Nous arrivons à l'entrée de la forteresse. Le bâtiment qui abrite les caisses est lumineux et très moderne - le contraste est flagrant et ma foi intéressant. Nous nous voyons remettre chacun un dépliant complet et coloré ainsi qu'une tablette. Dois-je vraiment préciser qui fut le plus intéressé ? Les tâches se répartissent rapidement : Tom à l'iPad, ses parents et sa soeur au fascicule et moi derrière l'appareil photo. La visite peut démarrer !
La première étape se fait à la Tour de la Cloche. Nous découvrons rapidement que cet outil de technologie va nous rendre la visite plus ludique, intéressante et prenante - il faut dire que la dextérité et l'aisance de son détenteur facilite son utilisation. Un, observation du lieu en question sous les explications sonores. Deux, vidéo complémentaire proposant une autre vue. Trois, quelques jeux pour apprendre à mieux connaitre le bâtiment sous nos yeux. Je suis charmée ! La tour visitée, nous suivons notre nouveau guide au fil des couleurs indiquées. Et après on dit que les enfants n'aiment pas les musées ? C'est qu'ils ne sont pas allés au bon ! Celui-ci devrait être pris en exemple.
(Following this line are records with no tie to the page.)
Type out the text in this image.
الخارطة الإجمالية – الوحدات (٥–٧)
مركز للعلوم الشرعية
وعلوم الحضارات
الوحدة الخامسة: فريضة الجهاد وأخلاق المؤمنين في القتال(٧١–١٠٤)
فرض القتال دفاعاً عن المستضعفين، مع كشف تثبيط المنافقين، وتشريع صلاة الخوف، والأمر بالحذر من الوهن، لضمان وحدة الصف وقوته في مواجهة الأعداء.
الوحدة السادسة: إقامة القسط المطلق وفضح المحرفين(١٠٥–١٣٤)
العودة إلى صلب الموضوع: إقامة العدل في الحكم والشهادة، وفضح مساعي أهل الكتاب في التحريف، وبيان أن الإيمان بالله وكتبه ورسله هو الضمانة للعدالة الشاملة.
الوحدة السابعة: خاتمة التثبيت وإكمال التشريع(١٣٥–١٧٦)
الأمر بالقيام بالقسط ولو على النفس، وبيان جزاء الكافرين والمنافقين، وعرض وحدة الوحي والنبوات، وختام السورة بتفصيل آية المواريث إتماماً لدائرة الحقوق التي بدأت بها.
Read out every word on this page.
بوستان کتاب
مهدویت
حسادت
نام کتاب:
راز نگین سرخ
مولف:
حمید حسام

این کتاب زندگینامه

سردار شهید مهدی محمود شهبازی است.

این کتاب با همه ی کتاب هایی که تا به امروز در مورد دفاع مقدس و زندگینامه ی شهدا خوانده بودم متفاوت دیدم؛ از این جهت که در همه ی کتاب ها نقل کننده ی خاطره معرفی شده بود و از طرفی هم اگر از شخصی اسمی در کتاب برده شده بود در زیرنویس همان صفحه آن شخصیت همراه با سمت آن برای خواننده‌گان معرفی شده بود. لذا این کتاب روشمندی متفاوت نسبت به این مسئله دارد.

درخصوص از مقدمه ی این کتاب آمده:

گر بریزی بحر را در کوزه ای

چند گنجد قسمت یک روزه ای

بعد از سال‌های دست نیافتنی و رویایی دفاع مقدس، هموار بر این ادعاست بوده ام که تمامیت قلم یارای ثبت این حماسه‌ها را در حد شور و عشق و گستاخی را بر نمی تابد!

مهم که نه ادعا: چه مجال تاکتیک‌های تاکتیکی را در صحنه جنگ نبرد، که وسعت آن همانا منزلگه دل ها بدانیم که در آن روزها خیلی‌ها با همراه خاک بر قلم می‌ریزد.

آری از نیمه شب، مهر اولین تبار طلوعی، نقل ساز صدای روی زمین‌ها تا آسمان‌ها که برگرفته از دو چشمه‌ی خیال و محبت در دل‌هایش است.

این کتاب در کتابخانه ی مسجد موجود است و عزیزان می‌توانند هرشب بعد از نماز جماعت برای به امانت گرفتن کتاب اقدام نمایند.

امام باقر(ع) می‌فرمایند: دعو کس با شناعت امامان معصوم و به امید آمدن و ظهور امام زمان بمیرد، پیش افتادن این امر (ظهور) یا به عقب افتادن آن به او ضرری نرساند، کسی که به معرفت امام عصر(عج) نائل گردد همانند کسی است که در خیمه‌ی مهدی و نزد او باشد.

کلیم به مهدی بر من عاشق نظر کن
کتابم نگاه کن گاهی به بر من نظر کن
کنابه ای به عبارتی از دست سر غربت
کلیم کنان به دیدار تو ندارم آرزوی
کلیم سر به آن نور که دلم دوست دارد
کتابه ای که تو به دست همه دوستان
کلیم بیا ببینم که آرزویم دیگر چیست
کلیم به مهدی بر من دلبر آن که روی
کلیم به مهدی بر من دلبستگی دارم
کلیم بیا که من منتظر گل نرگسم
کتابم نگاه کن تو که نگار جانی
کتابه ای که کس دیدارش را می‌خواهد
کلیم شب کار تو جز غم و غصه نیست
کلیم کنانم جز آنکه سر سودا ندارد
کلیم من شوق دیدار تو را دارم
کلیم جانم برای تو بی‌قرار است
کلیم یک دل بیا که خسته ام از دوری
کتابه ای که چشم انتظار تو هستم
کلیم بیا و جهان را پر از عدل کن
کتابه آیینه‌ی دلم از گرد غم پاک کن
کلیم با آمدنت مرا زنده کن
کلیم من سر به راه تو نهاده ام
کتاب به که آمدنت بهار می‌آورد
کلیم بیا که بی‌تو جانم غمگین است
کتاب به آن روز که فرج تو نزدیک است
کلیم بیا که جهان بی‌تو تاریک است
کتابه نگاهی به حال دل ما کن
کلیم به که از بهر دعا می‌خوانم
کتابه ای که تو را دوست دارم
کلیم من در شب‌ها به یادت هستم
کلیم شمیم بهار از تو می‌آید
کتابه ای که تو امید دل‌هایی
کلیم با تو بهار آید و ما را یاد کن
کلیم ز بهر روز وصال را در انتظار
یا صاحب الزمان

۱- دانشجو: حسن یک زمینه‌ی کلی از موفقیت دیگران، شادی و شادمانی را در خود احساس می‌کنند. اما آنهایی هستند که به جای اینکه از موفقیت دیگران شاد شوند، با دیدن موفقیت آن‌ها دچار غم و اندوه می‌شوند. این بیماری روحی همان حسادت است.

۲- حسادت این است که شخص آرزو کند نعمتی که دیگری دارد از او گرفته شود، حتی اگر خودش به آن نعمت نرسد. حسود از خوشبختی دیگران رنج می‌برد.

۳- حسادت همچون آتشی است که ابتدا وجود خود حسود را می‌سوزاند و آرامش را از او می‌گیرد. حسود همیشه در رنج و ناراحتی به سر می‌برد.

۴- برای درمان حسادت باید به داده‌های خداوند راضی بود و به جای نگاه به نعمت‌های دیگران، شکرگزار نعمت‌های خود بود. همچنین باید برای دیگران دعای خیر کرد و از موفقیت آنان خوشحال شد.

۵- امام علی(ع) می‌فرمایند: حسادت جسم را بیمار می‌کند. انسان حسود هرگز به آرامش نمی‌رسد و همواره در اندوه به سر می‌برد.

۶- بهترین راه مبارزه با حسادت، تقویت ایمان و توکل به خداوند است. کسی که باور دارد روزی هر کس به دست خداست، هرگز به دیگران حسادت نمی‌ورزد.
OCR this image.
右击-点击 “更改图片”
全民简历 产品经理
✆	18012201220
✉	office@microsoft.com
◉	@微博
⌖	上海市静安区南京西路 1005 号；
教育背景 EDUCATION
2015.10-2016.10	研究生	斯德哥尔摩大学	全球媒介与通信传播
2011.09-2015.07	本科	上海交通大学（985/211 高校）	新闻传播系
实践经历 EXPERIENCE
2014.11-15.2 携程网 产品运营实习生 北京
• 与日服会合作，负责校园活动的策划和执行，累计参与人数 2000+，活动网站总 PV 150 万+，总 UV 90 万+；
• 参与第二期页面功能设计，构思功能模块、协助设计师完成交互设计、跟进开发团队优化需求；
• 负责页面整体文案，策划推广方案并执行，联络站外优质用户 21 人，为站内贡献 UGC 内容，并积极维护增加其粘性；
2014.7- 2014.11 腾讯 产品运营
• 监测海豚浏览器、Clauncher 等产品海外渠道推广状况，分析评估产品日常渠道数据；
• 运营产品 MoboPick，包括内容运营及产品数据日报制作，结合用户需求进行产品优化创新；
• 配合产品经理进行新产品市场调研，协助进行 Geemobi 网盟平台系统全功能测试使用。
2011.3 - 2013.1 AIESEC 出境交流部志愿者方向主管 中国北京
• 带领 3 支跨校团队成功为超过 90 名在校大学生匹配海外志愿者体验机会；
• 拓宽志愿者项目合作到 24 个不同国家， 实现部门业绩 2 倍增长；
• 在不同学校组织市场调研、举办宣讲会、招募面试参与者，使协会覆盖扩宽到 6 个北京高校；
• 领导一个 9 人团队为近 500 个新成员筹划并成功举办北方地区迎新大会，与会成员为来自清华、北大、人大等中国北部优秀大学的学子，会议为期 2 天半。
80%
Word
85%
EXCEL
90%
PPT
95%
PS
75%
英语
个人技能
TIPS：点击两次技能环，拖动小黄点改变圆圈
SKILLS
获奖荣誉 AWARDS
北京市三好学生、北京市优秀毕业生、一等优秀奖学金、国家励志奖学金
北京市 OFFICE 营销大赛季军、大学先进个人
La deuxième escale est une tour. Le sommet offre une magnifique vue sur les vignes dans l'arrière pays. Au sous-sol, des témoignages audios - et des tags bien moins historiques - des anciennes latrines et les fameuses meurtrières à tous les étages. La seconde tour offre un même retour dans le passé. Si la précédente servait souvent de lieu de banquet, celle-ci fut construit à des fins bien plus miliaires - le canon à son sommet en témoigne. Nous traversons ensuite un pont qui mène à l'extrémité de la forteresse royale. Une nouvelle tour, un ancien moulin et une vue imprenable sur la ville. Chaque fois, nous observons, écoutons, descendons, remontons - et je photographie. Avec ce ciel bleu, chaque paysage est un véritable tableau que je veux immortaliser. Il faut croire que le vent n'en a pas décidé ainsi vu les bourrasques qui me pousse.
La visite se dirige finalement vers les logis royaux abritant une exposition en sons et lumières. Les salles récemment rénovées sont sublimes - mais je ne comprends pas tout l'intérêt des petits films qui y sont diffusés. J'aime beaucoup plus les anciennes affiches et les rappels sur l'histoire de Jeanne d'Arc. À presque 15h, nous sortons seulement. "Et encore, on a pas regardé toutes les vidéos !". C'est vrai. Mais là, on a faim - et le ventre sait bien faire sa loi.
Forteresse Royale de Chinon
Le pique-nique tardif - ou devrais-je dire goûter ? - achevé, nous reprenons la balade. Au pied de la falaise ou presque, nous découvrons les ruelles de la ville médiévale. J'apprécie une nouvelle façon de voir la Tour de la Cloche - très étroite vue d'en bas - je me prends à m'imaginer vivre ici en voyant le panneau "à louer", j'observe les maisons en pierre dans les ruelles, je suis intriguée par la cave à vin dans un troglodyte un peu plus loin - mais ne trouve pas la force d'y aller.
Nous quittons ensuite le centre-même pour longer la Vienne. Hors de question de quitter Chinon sans avoir une vue globale de la forteresse. Nous nous engageons sur le pont. Je refuse de m'arrêter et de jeter un coup d'oeil avant d'être sûre d'avoir le plus beau panorama. Encore quelques pas et c'est bon. Tom a déjà l'appareil en main. 1, 2, 3. Je fais demi tour sur moi-même. Elle s'étend sur tout le flanc de falaise, elle domine.
Une bien belle image pour finir un bien beau weekend. Au revoir Touraine, mais crois bien que je reviendrai.